Things Heard & Seen is a two-hour long movie that comes by way of Netflix under the thriller genre. It’s based on the novel “All Things Cease to Appear” by Elizabeth Brundage and was adapted into a screenplay by Shari Springer Berman, who also directs it alongside Robert Pulcini.

The movie’s opening credits draw viewers in with a series of paintings that are projected as a slideshow in a classroom before they’re transported into a lofty aerial view of the cold, dreary countryside. It’s the winter of 1980, and a car drives up a dirt road and pulls into the garage of a modest home. The man inside the car sits there, still and appearing lost in thought. His daze is interrupted by something red and viscous plopping wetly on his windshield. It’s blood. The man looks up at the ceiling of the garage, and drops of blood splatter onto his cheek. With the nervous crescendo of violins rising, he walks into the home and sees a little girl who stands there eerily before turning to face him. The man is next seen running in the field, carrying the girl in his arms.

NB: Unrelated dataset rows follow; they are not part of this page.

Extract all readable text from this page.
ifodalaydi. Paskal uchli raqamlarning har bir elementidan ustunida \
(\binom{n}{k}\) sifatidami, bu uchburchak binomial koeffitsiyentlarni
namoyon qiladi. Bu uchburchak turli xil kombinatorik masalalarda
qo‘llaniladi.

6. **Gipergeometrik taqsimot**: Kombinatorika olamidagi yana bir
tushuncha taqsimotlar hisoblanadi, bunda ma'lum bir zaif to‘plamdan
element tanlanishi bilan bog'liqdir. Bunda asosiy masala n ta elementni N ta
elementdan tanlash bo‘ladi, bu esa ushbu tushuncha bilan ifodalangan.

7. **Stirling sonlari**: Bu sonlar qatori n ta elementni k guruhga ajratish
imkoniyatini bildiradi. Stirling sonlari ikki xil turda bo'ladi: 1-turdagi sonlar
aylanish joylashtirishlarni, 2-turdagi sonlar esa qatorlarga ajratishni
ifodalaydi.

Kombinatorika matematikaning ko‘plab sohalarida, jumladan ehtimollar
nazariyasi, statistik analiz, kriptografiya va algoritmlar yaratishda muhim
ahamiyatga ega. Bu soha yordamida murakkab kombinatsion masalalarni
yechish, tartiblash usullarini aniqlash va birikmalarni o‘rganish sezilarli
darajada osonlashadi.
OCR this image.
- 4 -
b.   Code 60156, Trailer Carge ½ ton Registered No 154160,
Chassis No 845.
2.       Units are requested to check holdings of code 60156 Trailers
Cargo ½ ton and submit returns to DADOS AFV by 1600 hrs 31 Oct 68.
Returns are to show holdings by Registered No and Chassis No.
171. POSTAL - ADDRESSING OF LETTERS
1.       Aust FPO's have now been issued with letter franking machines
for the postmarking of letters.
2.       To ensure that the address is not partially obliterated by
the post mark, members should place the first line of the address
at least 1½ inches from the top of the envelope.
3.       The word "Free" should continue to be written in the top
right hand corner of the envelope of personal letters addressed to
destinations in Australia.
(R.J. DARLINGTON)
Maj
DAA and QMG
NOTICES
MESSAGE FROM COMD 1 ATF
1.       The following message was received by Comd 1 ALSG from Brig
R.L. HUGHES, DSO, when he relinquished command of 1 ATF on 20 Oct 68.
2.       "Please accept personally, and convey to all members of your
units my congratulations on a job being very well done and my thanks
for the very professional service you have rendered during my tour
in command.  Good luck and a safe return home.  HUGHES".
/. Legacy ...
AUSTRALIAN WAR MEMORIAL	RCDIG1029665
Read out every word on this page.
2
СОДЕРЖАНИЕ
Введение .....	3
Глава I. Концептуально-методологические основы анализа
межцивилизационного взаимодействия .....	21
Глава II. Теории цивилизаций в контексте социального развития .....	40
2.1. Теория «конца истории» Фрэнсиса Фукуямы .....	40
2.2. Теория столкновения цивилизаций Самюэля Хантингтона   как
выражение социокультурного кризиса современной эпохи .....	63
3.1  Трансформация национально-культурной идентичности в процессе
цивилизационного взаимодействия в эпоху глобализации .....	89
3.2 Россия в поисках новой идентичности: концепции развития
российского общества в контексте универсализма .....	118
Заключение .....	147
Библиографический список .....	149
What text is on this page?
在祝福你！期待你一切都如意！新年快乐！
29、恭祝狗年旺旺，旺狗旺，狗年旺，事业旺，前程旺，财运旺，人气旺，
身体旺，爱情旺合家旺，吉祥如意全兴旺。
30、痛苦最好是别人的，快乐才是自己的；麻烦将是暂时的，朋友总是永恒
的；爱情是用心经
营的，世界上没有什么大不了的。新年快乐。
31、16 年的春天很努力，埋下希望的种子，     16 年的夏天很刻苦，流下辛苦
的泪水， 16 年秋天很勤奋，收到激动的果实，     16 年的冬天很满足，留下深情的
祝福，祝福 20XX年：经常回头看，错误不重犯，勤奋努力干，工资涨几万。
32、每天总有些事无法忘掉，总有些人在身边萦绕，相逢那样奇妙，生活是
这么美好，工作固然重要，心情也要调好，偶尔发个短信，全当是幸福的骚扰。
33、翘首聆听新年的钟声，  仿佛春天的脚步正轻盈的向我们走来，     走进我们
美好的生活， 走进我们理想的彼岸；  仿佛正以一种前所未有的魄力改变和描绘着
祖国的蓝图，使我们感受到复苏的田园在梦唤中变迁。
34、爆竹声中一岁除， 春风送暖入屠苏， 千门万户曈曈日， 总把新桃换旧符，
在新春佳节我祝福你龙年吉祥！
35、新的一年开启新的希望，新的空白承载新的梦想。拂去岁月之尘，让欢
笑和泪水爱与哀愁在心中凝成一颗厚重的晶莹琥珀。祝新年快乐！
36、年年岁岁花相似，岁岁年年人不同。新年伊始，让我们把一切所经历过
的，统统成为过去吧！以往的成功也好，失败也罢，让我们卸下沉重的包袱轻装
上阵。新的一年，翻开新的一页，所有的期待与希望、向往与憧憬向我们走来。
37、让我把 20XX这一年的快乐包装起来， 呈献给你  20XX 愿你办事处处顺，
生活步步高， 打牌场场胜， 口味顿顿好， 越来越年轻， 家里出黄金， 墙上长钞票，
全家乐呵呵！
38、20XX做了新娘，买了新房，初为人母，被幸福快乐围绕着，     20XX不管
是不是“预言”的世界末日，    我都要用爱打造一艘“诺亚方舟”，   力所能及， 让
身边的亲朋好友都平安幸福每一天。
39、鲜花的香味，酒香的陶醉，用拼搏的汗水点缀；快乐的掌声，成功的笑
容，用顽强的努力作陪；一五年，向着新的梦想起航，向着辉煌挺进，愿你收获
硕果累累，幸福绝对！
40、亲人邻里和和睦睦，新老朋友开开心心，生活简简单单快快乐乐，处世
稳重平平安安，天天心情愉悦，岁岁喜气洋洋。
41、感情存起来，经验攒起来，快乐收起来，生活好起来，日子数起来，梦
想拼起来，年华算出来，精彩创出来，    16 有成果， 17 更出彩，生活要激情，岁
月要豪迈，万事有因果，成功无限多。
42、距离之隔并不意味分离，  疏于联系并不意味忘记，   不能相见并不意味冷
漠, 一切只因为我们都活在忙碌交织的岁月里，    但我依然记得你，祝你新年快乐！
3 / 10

It’s a promising start to the movie, which centers around the marriage between George (James Norton) and Catherine (Amanda Seyfried) Claire. George, with a newly minted doctorate in art, lands himself a job as a professor at Saginaw College in upstate New York. Catherine, who also has a background in art, works as an art restorer. Together, the husband and wife—along with their daughter—move to become, as Catherine puts it, the image of the “professor with the wife with the country home.” Once the couple moves in, they being to experience a few spooky sightings, and the makings of a supernatural mystery begin to reveal themselves.

Sadly, despite its promising start, the movie fails to frighten or intrigue viewers. What is meant to be a horror/thriller about the new home’s history is instead something else entirely. The story languishes on the unraveling marriage between George and Catherine. The plot is largely driven by exposition, which is to say that Berman’s narrative choices fail to grab the audience’s attention with something more compelling like conflict or drama. The character development in the film is thin as well. Save for a few moments of spooky sightings of specters, one might see the film as a drama about marriage drama.

The movie, like many horror movies, contains threads of fascinating theories of how the supernatural interacts with the profane—that is, secular—realm of human reality. If only Bergman’s screenplay were more judicious in its focus. But as it stands, fans of horror thrillers can find movies that manage to deliver more intrigue and better frights in less time than this one takes.